小山玄紀句集『ぼうぶら』。

菊判変型小口折カバー装函入り。200頁 二句組。
著者の小山玄紀(こやま・げんき)さんは、平成9年(1997)大阪生まれ。平成28年(2016)「群青」同人。櫂未知子、佐藤郁良に師事。俳人協会会員である。本句集は第1句集であり、序を櫂未知子氏、跋を佐藤郁良氏が寄せている。句集名「ぼうぶら」は、南瓜の別名であるということ、わたしも始めて知ったのであるが、かぼちゃを意味するポルトガル語「abobora」が由来であるらしい。
小山玄紀さんは、小山玄黙という名前で「群青」に作品を多く掲載してこられたが、この度句集を上梓するにあたって「玄紀」という俳号によるものとした。

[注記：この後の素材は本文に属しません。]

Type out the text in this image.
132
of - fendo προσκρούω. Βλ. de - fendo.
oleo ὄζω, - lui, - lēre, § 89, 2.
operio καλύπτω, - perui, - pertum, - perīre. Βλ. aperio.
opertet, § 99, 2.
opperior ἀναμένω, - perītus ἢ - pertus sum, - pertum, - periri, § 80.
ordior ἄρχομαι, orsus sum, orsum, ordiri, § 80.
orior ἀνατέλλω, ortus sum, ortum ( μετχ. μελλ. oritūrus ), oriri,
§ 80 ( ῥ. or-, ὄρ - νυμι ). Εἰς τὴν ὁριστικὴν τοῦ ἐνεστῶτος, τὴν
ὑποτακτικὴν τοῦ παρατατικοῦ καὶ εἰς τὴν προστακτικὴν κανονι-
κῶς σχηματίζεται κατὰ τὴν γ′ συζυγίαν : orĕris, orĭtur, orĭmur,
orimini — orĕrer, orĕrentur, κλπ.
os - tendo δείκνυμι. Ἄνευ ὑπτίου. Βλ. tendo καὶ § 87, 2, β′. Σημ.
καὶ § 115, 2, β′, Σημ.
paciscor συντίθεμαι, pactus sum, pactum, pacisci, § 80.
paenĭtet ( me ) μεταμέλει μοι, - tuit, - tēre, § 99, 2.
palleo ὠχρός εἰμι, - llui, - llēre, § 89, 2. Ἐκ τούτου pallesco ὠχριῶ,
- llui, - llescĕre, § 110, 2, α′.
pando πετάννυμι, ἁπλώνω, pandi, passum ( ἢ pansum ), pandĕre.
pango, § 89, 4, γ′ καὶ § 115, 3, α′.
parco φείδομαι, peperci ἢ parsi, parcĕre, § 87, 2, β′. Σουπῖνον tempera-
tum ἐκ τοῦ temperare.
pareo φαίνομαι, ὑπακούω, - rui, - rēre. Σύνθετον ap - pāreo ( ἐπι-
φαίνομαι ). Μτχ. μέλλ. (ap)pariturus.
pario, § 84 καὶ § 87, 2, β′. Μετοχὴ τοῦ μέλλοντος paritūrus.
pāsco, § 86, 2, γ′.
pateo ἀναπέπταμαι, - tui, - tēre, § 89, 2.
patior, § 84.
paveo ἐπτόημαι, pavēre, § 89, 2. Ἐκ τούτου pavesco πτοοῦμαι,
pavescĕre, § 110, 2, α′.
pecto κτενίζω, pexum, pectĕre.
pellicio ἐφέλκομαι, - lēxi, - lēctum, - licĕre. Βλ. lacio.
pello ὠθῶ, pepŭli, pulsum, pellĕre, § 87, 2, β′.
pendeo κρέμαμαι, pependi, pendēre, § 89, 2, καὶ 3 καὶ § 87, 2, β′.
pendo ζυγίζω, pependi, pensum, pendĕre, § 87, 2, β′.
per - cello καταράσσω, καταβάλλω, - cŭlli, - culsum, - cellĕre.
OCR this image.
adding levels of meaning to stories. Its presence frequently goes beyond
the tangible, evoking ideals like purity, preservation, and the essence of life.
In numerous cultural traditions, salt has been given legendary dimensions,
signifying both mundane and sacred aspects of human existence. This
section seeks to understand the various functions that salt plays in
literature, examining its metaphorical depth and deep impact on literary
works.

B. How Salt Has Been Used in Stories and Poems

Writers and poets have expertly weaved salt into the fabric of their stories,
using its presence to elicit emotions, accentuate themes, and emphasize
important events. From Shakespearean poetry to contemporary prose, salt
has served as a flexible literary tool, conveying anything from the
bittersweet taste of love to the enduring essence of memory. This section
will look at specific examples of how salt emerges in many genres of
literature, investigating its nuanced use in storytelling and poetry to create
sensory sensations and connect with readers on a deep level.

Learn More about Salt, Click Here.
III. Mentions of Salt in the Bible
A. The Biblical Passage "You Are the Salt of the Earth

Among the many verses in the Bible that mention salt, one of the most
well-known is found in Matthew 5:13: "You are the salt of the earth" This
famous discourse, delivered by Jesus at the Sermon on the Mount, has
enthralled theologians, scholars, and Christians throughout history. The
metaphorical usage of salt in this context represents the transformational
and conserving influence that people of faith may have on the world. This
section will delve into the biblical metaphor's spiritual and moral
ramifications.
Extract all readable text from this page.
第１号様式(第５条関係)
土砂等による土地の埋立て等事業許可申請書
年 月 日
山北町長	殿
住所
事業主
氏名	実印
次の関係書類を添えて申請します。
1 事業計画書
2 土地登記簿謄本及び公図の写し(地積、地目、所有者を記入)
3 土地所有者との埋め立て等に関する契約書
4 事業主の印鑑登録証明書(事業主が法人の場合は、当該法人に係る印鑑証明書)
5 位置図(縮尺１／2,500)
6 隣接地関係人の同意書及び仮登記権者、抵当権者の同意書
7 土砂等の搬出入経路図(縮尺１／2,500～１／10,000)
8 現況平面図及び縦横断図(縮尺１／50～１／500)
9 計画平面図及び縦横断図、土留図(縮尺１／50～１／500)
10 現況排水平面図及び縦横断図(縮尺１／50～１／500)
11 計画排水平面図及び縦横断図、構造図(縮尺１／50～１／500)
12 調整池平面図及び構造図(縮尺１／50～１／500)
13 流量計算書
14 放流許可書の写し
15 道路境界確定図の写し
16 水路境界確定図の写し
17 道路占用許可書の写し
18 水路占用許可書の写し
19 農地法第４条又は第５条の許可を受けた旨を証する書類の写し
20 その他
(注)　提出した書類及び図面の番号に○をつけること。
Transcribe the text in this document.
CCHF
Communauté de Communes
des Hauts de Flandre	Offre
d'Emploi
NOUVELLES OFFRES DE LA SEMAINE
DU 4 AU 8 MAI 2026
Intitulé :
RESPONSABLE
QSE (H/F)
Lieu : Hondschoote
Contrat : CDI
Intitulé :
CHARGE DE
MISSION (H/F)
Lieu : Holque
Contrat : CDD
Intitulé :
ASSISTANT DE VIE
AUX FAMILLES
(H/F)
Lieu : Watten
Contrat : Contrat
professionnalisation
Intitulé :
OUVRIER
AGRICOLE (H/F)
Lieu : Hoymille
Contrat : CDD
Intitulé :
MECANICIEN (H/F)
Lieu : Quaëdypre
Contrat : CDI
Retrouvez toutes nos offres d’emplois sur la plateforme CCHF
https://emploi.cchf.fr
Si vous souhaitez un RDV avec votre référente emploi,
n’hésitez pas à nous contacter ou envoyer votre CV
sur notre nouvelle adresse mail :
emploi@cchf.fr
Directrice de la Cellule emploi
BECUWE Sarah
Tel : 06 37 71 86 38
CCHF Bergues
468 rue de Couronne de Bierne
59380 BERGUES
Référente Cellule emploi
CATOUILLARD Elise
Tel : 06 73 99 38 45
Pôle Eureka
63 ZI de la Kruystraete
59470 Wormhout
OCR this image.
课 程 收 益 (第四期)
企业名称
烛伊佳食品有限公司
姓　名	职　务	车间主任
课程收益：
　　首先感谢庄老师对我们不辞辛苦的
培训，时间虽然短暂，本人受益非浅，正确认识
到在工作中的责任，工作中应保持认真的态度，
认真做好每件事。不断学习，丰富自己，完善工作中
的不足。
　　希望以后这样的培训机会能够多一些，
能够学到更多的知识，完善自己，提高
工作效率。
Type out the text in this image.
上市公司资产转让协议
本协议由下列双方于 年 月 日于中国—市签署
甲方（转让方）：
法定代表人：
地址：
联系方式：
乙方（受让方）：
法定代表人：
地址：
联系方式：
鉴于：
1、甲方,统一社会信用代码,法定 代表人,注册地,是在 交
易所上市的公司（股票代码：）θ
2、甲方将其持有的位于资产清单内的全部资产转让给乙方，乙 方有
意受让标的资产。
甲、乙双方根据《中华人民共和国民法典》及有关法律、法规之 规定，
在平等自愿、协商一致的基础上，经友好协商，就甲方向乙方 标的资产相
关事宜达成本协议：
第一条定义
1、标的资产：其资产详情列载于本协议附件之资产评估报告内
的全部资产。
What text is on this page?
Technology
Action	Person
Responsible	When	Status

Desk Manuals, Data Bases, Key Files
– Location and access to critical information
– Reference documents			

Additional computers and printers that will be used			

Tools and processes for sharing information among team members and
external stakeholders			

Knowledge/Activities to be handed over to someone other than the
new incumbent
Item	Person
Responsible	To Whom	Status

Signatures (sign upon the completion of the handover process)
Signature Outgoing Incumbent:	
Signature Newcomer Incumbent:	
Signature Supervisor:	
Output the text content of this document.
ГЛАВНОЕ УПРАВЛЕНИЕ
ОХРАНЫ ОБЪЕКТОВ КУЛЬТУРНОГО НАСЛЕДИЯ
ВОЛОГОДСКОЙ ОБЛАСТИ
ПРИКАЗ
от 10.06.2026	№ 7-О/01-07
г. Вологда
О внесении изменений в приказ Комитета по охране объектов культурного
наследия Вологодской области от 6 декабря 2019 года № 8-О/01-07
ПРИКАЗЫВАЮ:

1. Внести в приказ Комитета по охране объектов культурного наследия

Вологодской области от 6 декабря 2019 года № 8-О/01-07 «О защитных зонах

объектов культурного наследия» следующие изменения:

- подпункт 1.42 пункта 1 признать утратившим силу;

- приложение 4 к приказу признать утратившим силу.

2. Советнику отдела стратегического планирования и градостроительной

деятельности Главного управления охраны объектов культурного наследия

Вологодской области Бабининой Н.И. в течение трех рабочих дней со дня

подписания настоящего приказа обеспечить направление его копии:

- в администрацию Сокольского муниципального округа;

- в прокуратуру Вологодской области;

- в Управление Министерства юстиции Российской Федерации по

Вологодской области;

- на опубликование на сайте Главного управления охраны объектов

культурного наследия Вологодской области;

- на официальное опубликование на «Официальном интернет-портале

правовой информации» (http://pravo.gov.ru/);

そして本句集には、有季定型の句のみならず無季俳句をすくなからず収録するという決断をされたのだった。

本句集の装釘は君嶋真理子さん。
おもいっきり「ぼうぶら」らしい美味しそうな色の一冊となった。

函は背のない筒状のスタイル。
ぼうぶらの装画がちいさく配されている。
本体を取り出す。

明るいぼうぶらの中味があらわれる。


カバーは小口下り表紙に掛けられている。


表紙本体。

見返し。

扉。


天アンカット。

ちょっと遊んでみた。
わたしはこういう造本がすきである。
本の材質やそのつくりを楽しみながら、本の世界へと分け入っていく。
そういう段取りのある一冊。

この一冊にそんな複雑な段取りがあるとは感じさせずに澄まして立っている句集『ぼうぶら』。